Every day, there’s a new story about the political importance of gas prices. Apparently, voters jump to blame their leaders (especially the President) whenever they’re facing high prices at the pump.
Of course, this is complete nonsense. There is virtually nothing that American politicians can do to change the price of oil. Mitt Romney talks about the need to keep “supply” in line with demand, but he neglects to mention that the relevant quantities are world supply and world demand, and that the US has nowhere near enough oil to make a dent in world supply. Although producing more oil would be financially beneficial for the US, this is only for the very simple reason that selling oil earns money, not the tiny impact that higher US production would have on prices faced by consumers. (Norway has probably managed to figure this one out by now.)
At the same time, however, there is an even more important price that politicians around the country can change: the price of housing. Especially in major cities like New York, San Francisco, Washington and (gah!) Boston, a tangle of zoning and building restrictions makes housing far more expensive than the direct costs of supplying it would suggest. Changes in population from state to state are dominated by a general trend of moving to where housing is cheaper. The costs of shelter account for more than 20% of consumer expenditures. Clearly this a very, very important issue for consumers’ well-being—yet we don’t see a popular response that comes close to matching the ferocity of the reaction to gas prices.

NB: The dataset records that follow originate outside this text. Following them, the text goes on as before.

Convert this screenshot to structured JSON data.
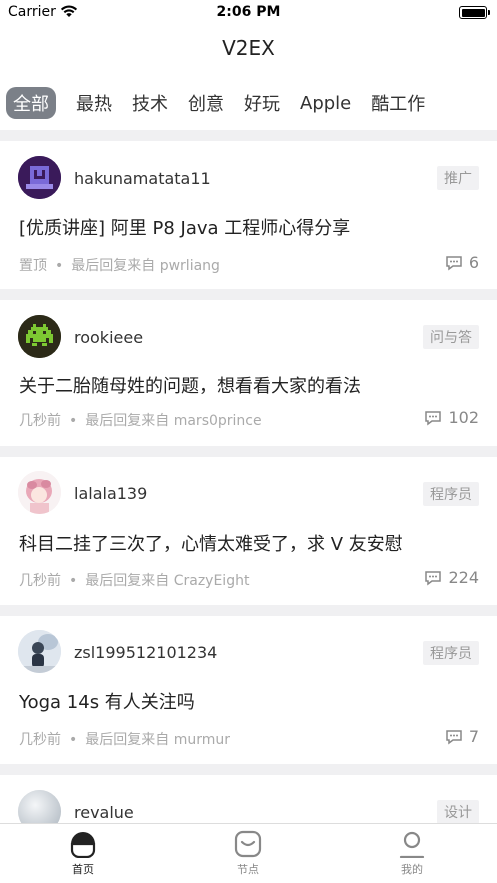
{
  "status_bar": {
    "carrier": "Carrier",
    "time": "2:06 PM"
  },
  "nav": {
    "title": "V2EX"
  },
  "tabs": [
    {
      "label": "全部",
      "active": true
    },
    {
      "label": "最热"
    },
    {
      "label": "技术"
    },
    {
      "label": "创意"
    },
    {
      "label": "好玩"
    },
    {
      "label": "Apple"
    },
    {
      "label": "酷工作"
    }
  ],
  "topics": [
    {
      "username": "hakunamatata11",
      "node": "推广",
      "title": "[优质讲座] 阿里 P8 Java 工程师心得分享",
      "time": "置顶",
      "last_reply": "最后回复来自 pwrliang",
      "replies": "6",
      "avatar": "purple-pixel-avatar"
    },
    {
      "username": "rookieee",
      "node": "问与答",
      "title": "关于二胎随母姓的问题，想看看大家的看法",
      "time": "几秒前",
      "last_reply": "最后回复来自 mars0prince",
      "replies": "102",
      "avatar": "space-invader-avatar"
    },
    {
      "username": "lalala139",
      "node": "程序员",
      "title": "科目二挂了三次了，心情太难受了，求 V 友安慰",
      "time": "几秒前",
      "last_reply": "最后回复来自 CrazyEight",
      "replies": "224",
      "avatar": "anime-girl-avatar"
    },
    {
      "username": "zsl199512101234",
      "node": "程序员",
      "title": "Yoga 14s 有人关注吗",
      "time": "几秒前",
      "last_reply": "最后回复来自 murmur",
      "replies": "7",
      "avatar": "photo-avatar"
    },
    {
      "username": "revalue",
      "node": "设计",
      "avatar": "grey-sphere-avatar"
    }
  ],
  "tab_bar": [
    {
      "label": "首页",
      "icon": "home-icon",
      "active": true
    },
    {
      "label": "节点",
      "icon": "node-icon"
    },
    {
      "label": "我的",
      "icon": "profile-icon"
    }
  ],
  "colors": {
    "accent": "#7b8088",
    "divider": "#f0f0f2",
    "tag_bg": "#f1f1f3",
    "muted": "#aaaaaa"
  }
}
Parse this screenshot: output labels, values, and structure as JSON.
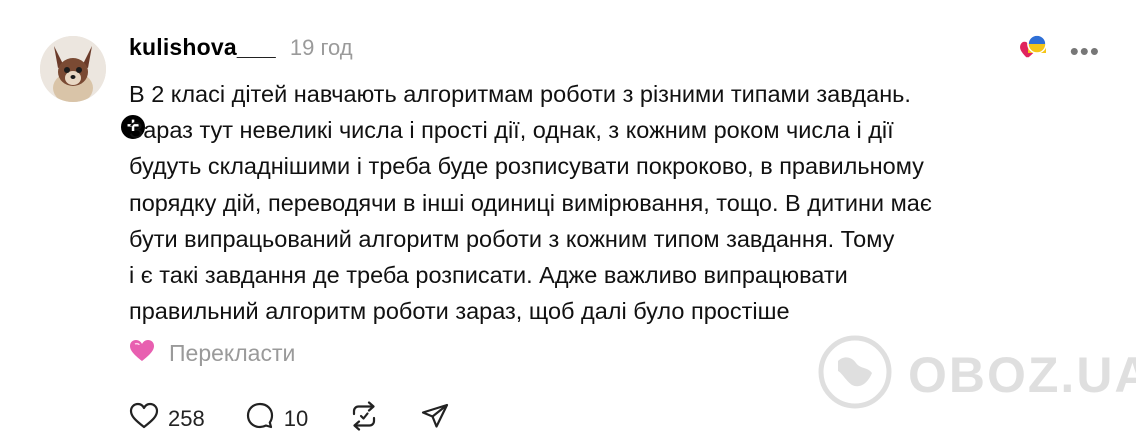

To be fair, there is some response, and it usually takes the form of misguided measures like rent control or top-down efforts to provide “affordable housing”. But I think it’s fair to say that housing is, most of the time, much less salient as a political issue than energy.
Why is this? The obvious explanation is that richer and older people—the ones who vote—are disproportionately more likely to be homeowners. According to the Consumer Expenditure Survey, 89% of the top quintile are homeowners, compared to 40% of the bottom quintile. If we look at the data by age, roughly 80% of households led by people 55 and older own their own home, versus 14% for households led by someone under 25. Homeowners, of course, generally benefit from an increase in housing costs: they own an asset whose price reflects both housing costs today (which they have to pay whether or not they own a home) and housing costs in the future. Since most homeowners are going to die long before their houses or land become uninhabitable, an increase in those future housing costs leads to a direct increase in their real wealth. (Unless, of course, they care about their great-grandchildren’s wealth just as much as their own.)
Perversely, their incentive is to choke off the housing supply as much as possible, not look into ways to create affordable housing. And now, in a world where higher house prices are (mistakenly or not) viewed as essential to economic recovery, this manipulation even acquires an air of legitimacy.
With energy prices, on the other hand, there’s an element of politicians creating their own reality. Since energy encounters price spikes so frequently, it’s an obvious target for popular anger, and thus an easy target for political pandering. Even if there’s absolutely nothing they can do on the issue, politicians are forced to say something about it. And since politicians talk about energy prices so much—and those prices become perceived as a legitimate topic of political debate—voters assume that government must be able to have some impact.
Meanwhile, hardly anyone in the US—save for Alaskans and investors piling into Exxon Mobil stock—benefits from high energy prices. It’s hard to imagine anything less politically risky than complaining about the price of gas. And so we’re left with a bizarre distribution of political attention: massive coverage of a less important price that we can’t change, but relatively minor interest in a more important price that we can.